During a blind tasting of Carricante-dominant wines spanning vintages from 2013 to 2024, the quality consistency was remarkable—arguably stronger than the Etna Rosso flight tasted separately. Several wines stood out for their distinctive expressions of place and grape. Maugeri's Etna DOC Bianco Superiore Contrada Volpare 2023 impressed with mineral-driven precision, beautifully balanced by notes of white peach and honeysuckle. I Custodi delle Vigne dell'Etna's Etna DOC Bianco Superiore Contrada Caselle "Imbris" 2020 offered a more generous style, brimming with tropical pineapple, candied ginger, and crisp apple. Meanwhile, Benanti's Etna DOC Bianco Superiore Contrada Rinazzo 2022 showed almost chalky minerality with the kind of tight structure that promises graceful evolution for a decade or more. Each wine demonstrated Carricante's ability to express its terroir with both clarity and complexity.

No Longer the Understudy
Encouraged by the results of the morning’s blind tasting, I ventured further into my Etna Bianco exploration, visiting dozens of participating producers throughout the afternoon. With each glass, the impressions formed that morning only strengthened: Etna's Carricante-based wines are nothing short of spectacular. The consistency of quality across different producers, vintages, and contrade suggests we're witnessing something significant—a white wine variety hitting its stride on the world stage. I wouldn’t be surprised if the mountain’s future mirrors that of Burgundy, where white and red varieties soon share equal prestige at the very top of the quality pyramid. Nerello Mascalese may already be in the spotlight, but its long-overlooked counterpart, Carricante, is clearly ready for its own starring role. In Carricante, Sicily has a white wine that captures not just the taste of place, but its very essence—mineral, marine, and magnificent.

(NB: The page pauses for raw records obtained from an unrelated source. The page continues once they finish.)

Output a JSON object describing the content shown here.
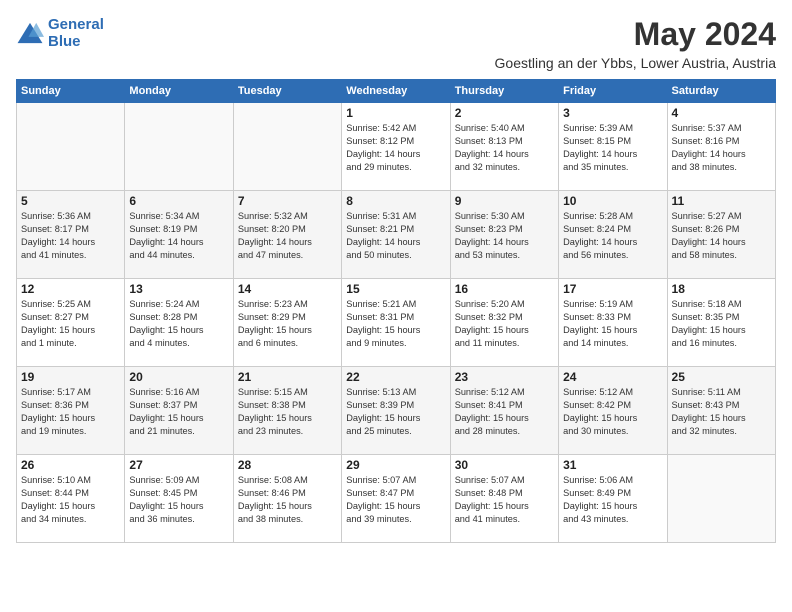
{
  "logo": {
    "line1": "General",
    "line2": "Blue"
  },
  "title": "May 2024",
  "location": "Goestling an der Ybbs, Lower Austria, Austria",
  "weekdays": [
    "Sunday",
    "Monday",
    "Tuesday",
    "Wednesday",
    "Thursday",
    "Friday",
    "Saturday"
  ],
  "weeks": [
    [
      {
        "day": "",
        "info": ""
      },
      {
        "day": "",
        "info": ""
      },
      {
        "day": "",
        "info": ""
      },
      {
        "day": "1",
        "info": "Sunrise: 5:42 AM\nSunset: 8:12 PM\nDaylight: 14 hours\nand 29 minutes."
      },
      {
        "day": "2",
        "info": "Sunrise: 5:40 AM\nSunset: 8:13 PM\nDaylight: 14 hours\nand 32 minutes."
      },
      {
        "day": "3",
        "info": "Sunrise: 5:39 AM\nSunset: 8:15 PM\nDaylight: 14 hours\nand 35 minutes."
      },
      {
        "day": "4",
        "info": "Sunrise: 5:37 AM\nSunset: 8:16 PM\nDaylight: 14 hours\nand 38 minutes."
      }
    ],
    [
      {
        "day": "5",
        "info": "Sunrise: 5:36 AM\nSunset: 8:17 PM\nDaylight: 14 hours\nand 41 minutes."
      },
      {
        "day": "6",
        "info": "Sunrise: 5:34 AM\nSunset: 8:19 PM\nDaylight: 14 hours\nand 44 minutes."
      },
      {
        "day": "7",
        "info": "Sunrise: 5:32 AM\nSunset: 8:20 PM\nDaylight: 14 hours\nand 47 minutes."
      },
      {
        "day": "8",
        "info": "Sunrise: 5:31 AM\nSunset: 8:21 PM\nDaylight: 14 hours\nand 50 minutes."
      },
      {
        "day": "9",
        "info": "Sunrise: 5:30 AM\nSunset: 8:23 PM\nDaylight: 14 hours\nand 53 minutes."
      },
      {
        "day": "10",
        "info": "Sunrise: 5:28 AM\nSunset: 8:24 PM\nDaylight: 14 hours\nand 56 minutes."
      },
      {
        "day": "11",
        "info": "Sunrise: 5:27 AM\nSunset: 8:26 PM\nDaylight: 14 hours\nand 58 minutes."
      }
    ],
    [
      {
        "day": "12",
        "info": "Sunrise: 5:25 AM\nSunset: 8:27 PM\nDaylight: 15 hours\nand 1 minute."
      },
      {
        "day": "13",
        "info": "Sunrise: 5:24 AM\nSunset: 8:28 PM\nDaylight: 15 hours\nand 4 minutes."
      },
      {
        "day": "14",
        "info": "Sunrise: 5:23 AM\nSunset: 8:29 PM\nDaylight: 15 hours\nand 6 minutes."
      },
      {
        "day": "15",
        "info": "Sunrise: 5:21 AM\nSunset: 8:31 PM\nDaylight: 15 hours\nand 9 minutes."
      },
      {
        "day": "16",
        "info": "Sunrise: 5:20 AM\nSunset: 8:32 PM\nDaylight: 15 hours\nand 11 minutes."
      },
      {
        "day": "17",
        "info": "Sunrise: 5:19 AM\nSunset: 8:33 PM\nDaylight: 15 hours\nand 14 minutes."
      },
      {
        "day": "18",
        "info": "Sunrise: 5:18 AM\nSunset: 8:35 PM\nDaylight: 15 hours\nand 16 minutes."
      }
    ],
    [
      {
        "day": "19",
        "info": "Sunrise: 5:17 AM\nSunset: 8:36 PM\nDaylight: 15 hours\nand 19 minutes."
      },
      {
        "day": "20",
        "info": "Sunrise: 5:16 AM\nSunset: 8:37 PM\nDaylight: 15 hours\nand 21 minutes."
      },
      {
        "day": "21",
        "info": "Sunrise: 5:15 AM\nSunset: 8:38 PM\nDaylight: 15 hours\nand 23 minutes."
      },
      {
        "day": "22",
        "info": "Sunrise: 5:13 AM\nSunset: 8:39 PM\nDaylight: 15 hours\nand 25 minutes."
      },
      {
        "day": "23",
        "info": "Sunrise: 5:12 AM\nSunset: 8:41 PM\nDaylight: 15 hours\nand 28 minutes."
      },
      {
        "day": "24",
        "info": "Sunrise: 5:12 AM\nSunset: 8:42 PM\nDaylight: 15 hours\nand 30 minutes."
      },
      {
        "day": "25",
        "info": "Sunrise: 5:11 AM\nSunset: 8:43 PM\nDaylight: 15 hours\nand 32 minutes."
      }
    ],
    [
      {
        "day": "26",
        "info": "Sunrise: 5:10 AM\nSunset: 8:44 PM\nDaylight: 15 hours\nand 34 minutes."
      },
      {
        "day": "27",
        "info": "Sunrise: 5:09 AM\nSunset: 8:45 PM\nDaylight: 15 hours\nand 36 minutes."
      },
      {
        "day": "28",
        "info": "Sunrise: 5:08 AM\nSunset: 8:46 PM\nDaylight: 15 hours\nand 38 minutes."
      },
      {
        "day": "29",
        "info": "Sunrise: 5:07 AM\nSunset: 8:47 PM\nDaylight: 15 hours\nand 39 minutes."
      },
      {
        "day": "30",
        "info": "Sunrise: 5:07 AM\nSunset: 8:48 PM\nDaylight: 15 hours\nand 41 minutes."
      },
      {
        "day": "31",
        "info": "Sunrise: 5:06 AM\nSunset: 8:49 PM\nDaylight: 15 hours\nand 43 minutes."
      },
      {
        "day": "",
        "info": ""
      }
    ]
  ]
}
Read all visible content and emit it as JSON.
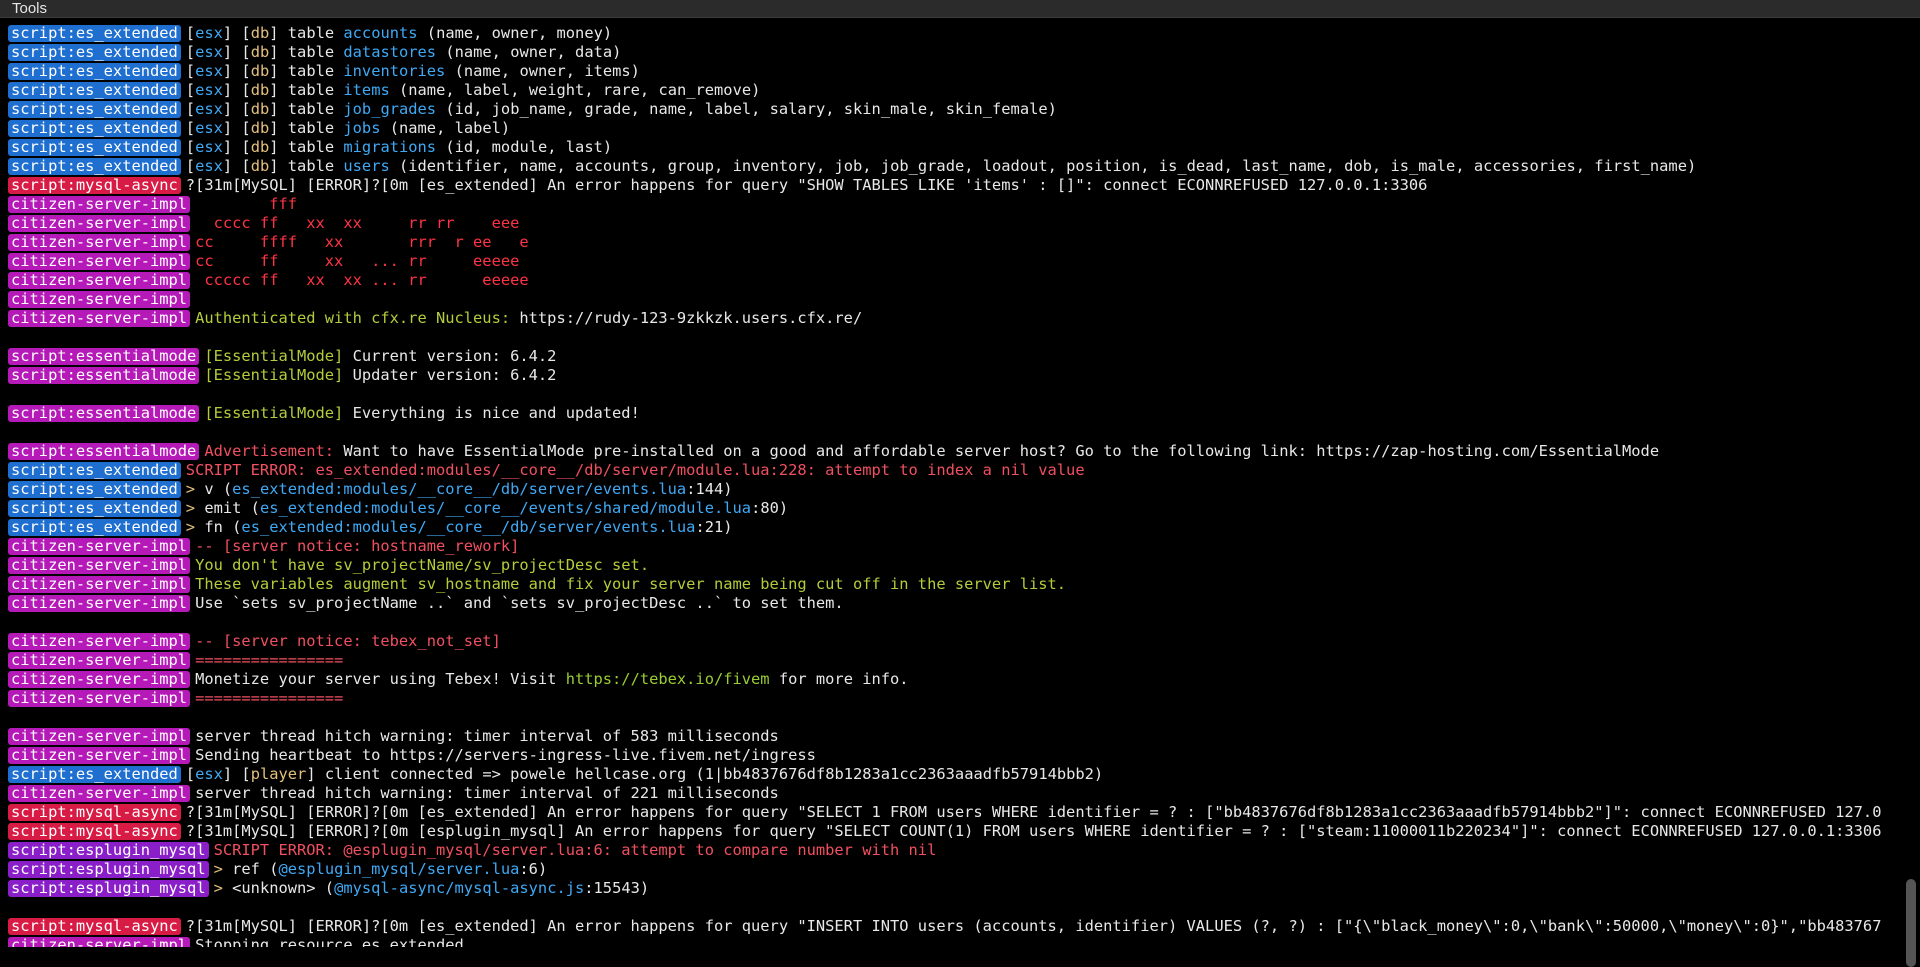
{
  "menu": {
    "tools": "Tools"
  },
  "colors": {
    "es_extended": "#1f6fd1",
    "mysql_async": "#d81b44",
    "citizen": "#b519b8",
    "essentialmode": "#b519b8",
    "esplugin_mysql": "#8a1ec9",
    "cyan": "#3fa9f5",
    "yellow": "#e5c07b",
    "red": "#f05060",
    "green": "#b5cc3a"
  },
  "lines": [
    {
      "tag": "script:es_extended",
      "tagColor": "#1f6fd1",
      "segs": [
        {
          "t": "[",
          "c": "white"
        },
        {
          "t": "esx",
          "c": "cyan"
        },
        {
          "t": "] [",
          "c": "white"
        },
        {
          "t": "db",
          "c": "yellow"
        },
        {
          "t": "] table ",
          "c": "white"
        },
        {
          "t": "accounts",
          "c": "cyan"
        },
        {
          "t": " (name, owner, money)",
          "c": "white"
        }
      ]
    },
    {
      "tag": "script:es_extended",
      "tagColor": "#1f6fd1",
      "segs": [
        {
          "t": "[",
          "c": "white"
        },
        {
          "t": "esx",
          "c": "cyan"
        },
        {
          "t": "] [",
          "c": "white"
        },
        {
          "t": "db",
          "c": "yellow"
        },
        {
          "t": "] table ",
          "c": "white"
        },
        {
          "t": "datastores",
          "c": "cyan"
        },
        {
          "t": " (name, owner, data)",
          "c": "white"
        }
      ]
    },
    {
      "tag": "script:es_extended",
      "tagColor": "#1f6fd1",
      "segs": [
        {
          "t": "[",
          "c": "white"
        },
        {
          "t": "esx",
          "c": "cyan"
        },
        {
          "t": "] [",
          "c": "white"
        },
        {
          "t": "db",
          "c": "yellow"
        },
        {
          "t": "] table ",
          "c": "white"
        },
        {
          "t": "inventories",
          "c": "cyan"
        },
        {
          "t": " (name, owner, items)",
          "c": "white"
        }
      ]
    },
    {
      "tag": "script:es_extended",
      "tagColor": "#1f6fd1",
      "segs": [
        {
          "t": "[",
          "c": "white"
        },
        {
          "t": "esx",
          "c": "cyan"
        },
        {
          "t": "] [",
          "c": "white"
        },
        {
          "t": "db",
          "c": "yellow"
        },
        {
          "t": "] table ",
          "c": "white"
        },
        {
          "t": "items",
          "c": "cyan"
        },
        {
          "t": " (name, label, weight, rare, can_remove)",
          "c": "white"
        }
      ]
    },
    {
      "tag": "script:es_extended",
      "tagColor": "#1f6fd1",
      "segs": [
        {
          "t": "[",
          "c": "white"
        },
        {
          "t": "esx",
          "c": "cyan"
        },
        {
          "t": "] [",
          "c": "white"
        },
        {
          "t": "db",
          "c": "yellow"
        },
        {
          "t": "] table ",
          "c": "white"
        },
        {
          "t": "job_grades",
          "c": "cyan"
        },
        {
          "t": " (id, job_name, grade, name, label, salary, skin_male, skin_female)",
          "c": "white"
        }
      ]
    },
    {
      "tag": "script:es_extended",
      "tagColor": "#1f6fd1",
      "segs": [
        {
          "t": "[",
          "c": "white"
        },
        {
          "t": "esx",
          "c": "cyan"
        },
        {
          "t": "] [",
          "c": "white"
        },
        {
          "t": "db",
          "c": "yellow"
        },
        {
          "t": "] table ",
          "c": "white"
        },
        {
          "t": "jobs",
          "c": "cyan"
        },
        {
          "t": " (name, label)",
          "c": "white"
        }
      ]
    },
    {
      "tag": "script:es_extended",
      "tagColor": "#1f6fd1",
      "segs": [
        {
          "t": "[",
          "c": "white"
        },
        {
          "t": "esx",
          "c": "cyan"
        },
        {
          "t": "] [",
          "c": "white"
        },
        {
          "t": "db",
          "c": "yellow"
        },
        {
          "t": "] table ",
          "c": "white"
        },
        {
          "t": "migrations",
          "c": "cyan"
        },
        {
          "t": " (id, module, last)",
          "c": "white"
        }
      ]
    },
    {
      "tag": "script:es_extended",
      "tagColor": "#1f6fd1",
      "segs": [
        {
          "t": "[",
          "c": "white"
        },
        {
          "t": "esx",
          "c": "cyan"
        },
        {
          "t": "] [",
          "c": "white"
        },
        {
          "t": "db",
          "c": "yellow"
        },
        {
          "t": "] table ",
          "c": "white"
        },
        {
          "t": "users",
          "c": "cyan"
        },
        {
          "t": " (identifier, name, accounts, group, inventory, job, job_grade, loadout, position, is_dead, last_name, dob, is_male, accessories, first_name)",
          "c": "white"
        }
      ]
    },
    {
      "tag": "script:mysql-async",
      "tagColor": "#d81b44",
      "segs": [
        {
          "t": "?[31m[MySQL] [ERROR]?[0m [es_extended] An error happens for query \"SHOW TABLES LIKE 'items' : []\": connect ECONNREFUSED 127.0.0.1:3306",
          "c": "white"
        }
      ]
    },
    {
      "tag": "citizen-server-impl",
      "tagColor": "#b519b8",
      "segs": [
        {
          "t": "        fff",
          "c": "ascii"
        }
      ]
    },
    {
      "tag": "citizen-server-impl",
      "tagColor": "#b519b8",
      "segs": [
        {
          "t": "  cccc ff   xx  xx     rr rr    eee",
          "c": "ascii"
        }
      ]
    },
    {
      "tag": "citizen-server-impl",
      "tagColor": "#b519b8",
      "segs": [
        {
          "t": "cc     ffff   xx       rrr  r ee   e",
          "c": "ascii"
        }
      ]
    },
    {
      "tag": "citizen-server-impl",
      "tagColor": "#b519b8",
      "segs": [
        {
          "t": "cc     ff     xx   ... rr     eeeee",
          "c": "ascii"
        }
      ]
    },
    {
      "tag": "citizen-server-impl",
      "tagColor": "#b519b8",
      "segs": [
        {
          "t": " ccccc ff   xx  xx ... rr      eeeee",
          "c": "ascii"
        }
      ]
    },
    {
      "tag": "citizen-server-impl",
      "tagColor": "#b519b8",
      "segs": []
    },
    {
      "tag": "citizen-server-impl",
      "tagColor": "#b519b8",
      "segs": [
        {
          "t": "Authenticated with cfx.re Nucleus: ",
          "c": "green"
        },
        {
          "t": "https://rudy-123-9zkkzk.users.cfx.re/",
          "c": "white"
        }
      ]
    },
    {
      "blank": true
    },
    {
      "tag": "script:essentialmode",
      "tagColor": "#b519b8",
      "segs": [
        {
          "t": "[EssentialMode]",
          "c": "green"
        },
        {
          "t": " Current version: 6.4.2",
          "c": "white"
        }
      ]
    },
    {
      "tag": "script:essentialmode",
      "tagColor": "#b519b8",
      "segs": [
        {
          "t": "[EssentialMode]",
          "c": "green"
        },
        {
          "t": " Updater version: 6.4.2",
          "c": "white"
        }
      ]
    },
    {
      "blank": true
    },
    {
      "tag": "script:essentialmode",
      "tagColor": "#b519b8",
      "segs": [
        {
          "t": "[EssentialMode]",
          "c": "green"
        },
        {
          "t": " Everything is nice and updated!",
          "c": "white"
        }
      ]
    },
    {
      "blank": true
    },
    {
      "tag": "script:essentialmode",
      "tagColor": "#b519b8",
      "segs": [
        {
          "t": "Advertisement:",
          "c": "red"
        },
        {
          "t": " Want to have EssentialMode pre-installed on a good and affordable server host? Go to the following link: https://zap-hosting.com/EssentialMode",
          "c": "white"
        }
      ]
    },
    {
      "tag": "script:es_extended",
      "tagColor": "#1f6fd1",
      "segs": [
        {
          "t": "SCRIPT ERROR: es_extended:modules/__core__/db/server/module.lua:228: attempt to index a nil value",
          "c": "red"
        }
      ]
    },
    {
      "tag": "script:es_extended",
      "tagColor": "#1f6fd1",
      "segs": [
        {
          "t": "> ",
          "c": "yellow"
        },
        {
          "t": "v (",
          "c": "white"
        },
        {
          "t": "es_extended:modules/__core__/db/server/events.lua",
          "c": "cyan"
        },
        {
          "t": ":144)",
          "c": "white"
        }
      ]
    },
    {
      "tag": "script:es_extended",
      "tagColor": "#1f6fd1",
      "segs": [
        {
          "t": "> ",
          "c": "yellow"
        },
        {
          "t": "emit (",
          "c": "white"
        },
        {
          "t": "es_extended:modules/__core__/events/shared/module.lua",
          "c": "cyan"
        },
        {
          "t": ":80)",
          "c": "white"
        }
      ]
    },
    {
      "tag": "script:es_extended",
      "tagColor": "#1f6fd1",
      "segs": [
        {
          "t": "> ",
          "c": "yellow"
        },
        {
          "t": "fn (",
          "c": "white"
        },
        {
          "t": "es_extended:modules/__core__/db/server/events.lua",
          "c": "cyan"
        },
        {
          "t": ":21)",
          "c": "white"
        }
      ]
    },
    {
      "tag": "citizen-server-impl",
      "tagColor": "#b519b8",
      "segs": [
        {
          "t": "-- [server notice: hostname_rework]",
          "c": "red"
        }
      ]
    },
    {
      "tag": "citizen-server-impl",
      "tagColor": "#b519b8",
      "segs": [
        {
          "t": "You don't have sv_projectName/sv_projectDesc set.",
          "c": "green"
        }
      ]
    },
    {
      "tag": "citizen-server-impl",
      "tagColor": "#b519b8",
      "segs": [
        {
          "t": "These variables augment sv_hostname and fix your server name being cut off in the server list.",
          "c": "green"
        }
      ]
    },
    {
      "tag": "citizen-server-impl",
      "tagColor": "#b519b8",
      "segs": [
        {
          "t": "Use `sets sv_projectName ..` and `sets sv_projectDesc ..` to set them.",
          "c": "white"
        }
      ]
    },
    {
      "blank": true
    },
    {
      "tag": "citizen-server-impl",
      "tagColor": "#b519b8",
      "segs": [
        {
          "t": "-- [server notice: tebex_not_set]",
          "c": "red"
        }
      ]
    },
    {
      "tag": "citizen-server-impl",
      "tagColor": "#b519b8",
      "segs": [
        {
          "t": "================",
          "c": "red"
        }
      ]
    },
    {
      "tag": "citizen-server-impl",
      "tagColor": "#b519b8",
      "segs": [
        {
          "t": "Monetize your server using Tebex! Visit ",
          "c": "white"
        },
        {
          "t": "https://tebex.io/fivem",
          "c": "link"
        },
        {
          "t": " for more info.",
          "c": "white"
        }
      ]
    },
    {
      "tag": "citizen-server-impl",
      "tagColor": "#b519b8",
      "segs": [
        {
          "t": "================",
          "c": "red"
        }
      ]
    },
    {
      "blank": true
    },
    {
      "tag": "citizen-server-impl",
      "tagColor": "#b519b8",
      "segs": [
        {
          "t": "server thread hitch warning: timer interval of 583 milliseconds",
          "c": "white"
        }
      ]
    },
    {
      "tag": "citizen-server-impl",
      "tagColor": "#b519b8",
      "segs": [
        {
          "t": "Sending heartbeat to https://servers-ingress-live.fivem.net/ingress",
          "c": "white"
        }
      ]
    },
    {
      "tag": "script:es_extended",
      "tagColor": "#1f6fd1",
      "segs": [
        {
          "t": "[",
          "c": "white"
        },
        {
          "t": "esx",
          "c": "cyan"
        },
        {
          "t": "] [",
          "c": "white"
        },
        {
          "t": "player",
          "c": "yellow"
        },
        {
          "t": "] client connected => powele hellcase.org (1|bb4837676df8b1283a1cc2363aaadfb57914bbb2)",
          "c": "white"
        }
      ]
    },
    {
      "tag": "citizen-server-impl",
      "tagColor": "#b519b8",
      "segs": [
        {
          "t": "server thread hitch warning: timer interval of 221 milliseconds",
          "c": "white"
        }
      ]
    },
    {
      "tag": "script:mysql-async",
      "tagColor": "#d81b44",
      "segs": [
        {
          "t": "?[31m[MySQL] [ERROR]?[0m [es_extended] An error happens for query \"SELECT 1 FROM users WHERE identifier = ? : [\"bb4837676df8b1283a1cc2363aaadfb57914bbb2\"]\": connect ECONNREFUSED 127.0",
          "c": "white"
        }
      ]
    },
    {
      "tag": "script:mysql-async",
      "tagColor": "#d81b44",
      "segs": [
        {
          "t": "?[31m[MySQL] [ERROR]?[0m [esplugin_mysql] An error happens for query \"SELECT COUNT(1) FROM users WHERE identifier = ? : [\"steam:11000011b220234\"]\": connect ECONNREFUSED 127.0.0.1:3306",
          "c": "white"
        }
      ]
    },
    {
      "tag": "script:esplugin_mysql",
      "tagColor": "#8a1ec9",
      "segs": [
        {
          "t": "SCRIPT ERROR: @esplugin_mysql/server.lua:6: attempt to compare number with nil",
          "c": "red"
        }
      ]
    },
    {
      "tag": "script:esplugin_mysql",
      "tagColor": "#8a1ec9",
      "segs": [
        {
          "t": "> ",
          "c": "yellow"
        },
        {
          "t": "ref (",
          "c": "white"
        },
        {
          "t": "@esplugin_mysql/server.lua",
          "c": "cyan"
        },
        {
          "t": ":6)",
          "c": "white"
        }
      ]
    },
    {
      "tag": "script:esplugin_mysql",
      "tagColor": "#8a1ec9",
      "segs": [
        {
          "t": "> ",
          "c": "yellow"
        },
        {
          "t": "<unknown> (",
          "c": "white"
        },
        {
          "t": "@mysql-async/mysql-async.js",
          "c": "cyan"
        },
        {
          "t": ":15543)",
          "c": "white"
        }
      ]
    },
    {
      "blank": true
    },
    {
      "tag": "script:mysql-async",
      "tagColor": "#d81b44",
      "segs": [
        {
          "t": "?[31m[MySQL] [ERROR]?[0m [es_extended] An error happens for query \"INSERT INTO users (accounts, identifier) VALUES (?, ?) : [\"{\\\"black_money\\\":0,\\\"bank\\\":50000,\\\"money\\\":0}\",\"bb483767",
          "c": "white"
        }
      ]
    },
    {
      "tag": "citizen-server-impl",
      "tagColor": "#b519b8",
      "segs": [
        {
          "t": "Stopping resource es_extended",
          "c": "white"
        }
      ]
    }
  ]
}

Some recommended producers
Tried and True Producers Benanti Terra Constantino Tenuta delle Terre Nere Tasca d’Almerita Planeta Pietradolce I Vigneri I Custodi Graci Frank Cornelissen Barone di Villagrande Tenuta di Fessina |
Ones to Watch Tenuta Ferrata Maugeri Federico Graziani Iuppa Generazione Alessandro Sciara Eduardo Torres Acosta |
Just the Facts
Under Etna DOC regulations, Etna Bianco must include a minimum of 60% Carricante, with the remainder typically made up of other non-aromatic local varieties such as Catarratto and Minella. As the region moves toward DOCG status, the required percentage of Carricante is expected to increase. Many examples come from ancient, co-planted vineyards where Carricante far exceeds the legal minimum; newer plantings are often 100% Carricante. Etna Bianco Superiore, produced exclusively on the eastern slopes in and around the commune of Milo, benefits from cooler, cloudier conditions and maritime influence, and must contain at least 80% Carricante. The DOC’s production zone is also subject to altitude delimitations—generally between 400 m and 1,000 m above sea level—but the exact caps vary by contrada. Some top out at just 600 m, while others reach the full 1,000 m limit. On the northern side, the maximum elevation is set at 800 m, whereas the southern and eastern slopes typically extend to 1,000 m. This lower ceiling in the north means that fruit from higher-elevation vineyards there cannot qualify for Etna DOC and is often bottled under Terre Siciliane IGT instead.